Esta educación es sólo accesible a quienes queden incluidos dentro de los muros de nuestra sociedad, ya que el mundo de la técnica y la informática, que supuestamente nos iba a acercar unos a otros, significó, para la inmensa mayoría, un abismo insalvable.

En esta primavera de 1998, esperando las primeras luces del amanecer, que siempre o casi siempre, renuevan una esperanza, medito en este país destruido y ensuciado por los gobernantes y la mayor parte de los políticos. Tan lejos, tanto, de la Argentina de mi adolescencia, con extraordinarias universidades que grandes hombres ha dado al mundo, pero que hoy es apenas la ruina de un hermosísimo castillo.

Por todo esto, en distintas oportunidades he visitado a los maestros que desde hace más de un año ayunan en la Carpa Blanca, frente al Congreso. Símbolo conmovedor de esa reserva que salvará al país, si logramos recuperar los valores éticos y espirituales de nuestros orígenes.

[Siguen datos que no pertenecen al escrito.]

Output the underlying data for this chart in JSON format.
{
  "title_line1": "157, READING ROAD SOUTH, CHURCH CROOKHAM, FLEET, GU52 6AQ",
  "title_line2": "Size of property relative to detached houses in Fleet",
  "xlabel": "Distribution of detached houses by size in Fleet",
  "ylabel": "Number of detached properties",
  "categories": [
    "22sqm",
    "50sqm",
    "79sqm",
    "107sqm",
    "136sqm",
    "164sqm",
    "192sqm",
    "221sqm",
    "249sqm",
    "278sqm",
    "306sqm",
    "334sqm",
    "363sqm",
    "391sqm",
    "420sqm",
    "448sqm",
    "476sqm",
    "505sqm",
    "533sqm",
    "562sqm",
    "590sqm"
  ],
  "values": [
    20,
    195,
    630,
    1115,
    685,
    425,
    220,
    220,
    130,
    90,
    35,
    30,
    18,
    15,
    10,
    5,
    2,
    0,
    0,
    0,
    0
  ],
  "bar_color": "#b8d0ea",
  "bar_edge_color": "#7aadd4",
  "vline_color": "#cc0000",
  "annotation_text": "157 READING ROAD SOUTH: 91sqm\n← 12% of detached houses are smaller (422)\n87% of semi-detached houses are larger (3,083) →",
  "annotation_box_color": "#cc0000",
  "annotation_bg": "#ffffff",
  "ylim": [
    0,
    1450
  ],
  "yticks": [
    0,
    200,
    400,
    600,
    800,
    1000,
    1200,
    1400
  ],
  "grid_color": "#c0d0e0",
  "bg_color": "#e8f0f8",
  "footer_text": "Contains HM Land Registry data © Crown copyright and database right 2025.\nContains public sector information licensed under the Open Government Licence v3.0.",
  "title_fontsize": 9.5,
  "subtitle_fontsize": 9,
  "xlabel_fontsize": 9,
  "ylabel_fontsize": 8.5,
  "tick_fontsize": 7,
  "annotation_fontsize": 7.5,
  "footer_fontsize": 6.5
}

La educación es lo menos material que existe, pero lo más decisivo en el porvenir de un pueblo, ya que es su fortaleza espiritual; y por eso es avasallada por quienes pretenden vender al país como oficinas de los grandes consorcios extranjeros. Sí, queridos maestros, continúen resistiendo, porque no podemos permitir que la educación se convierta en un privilegio.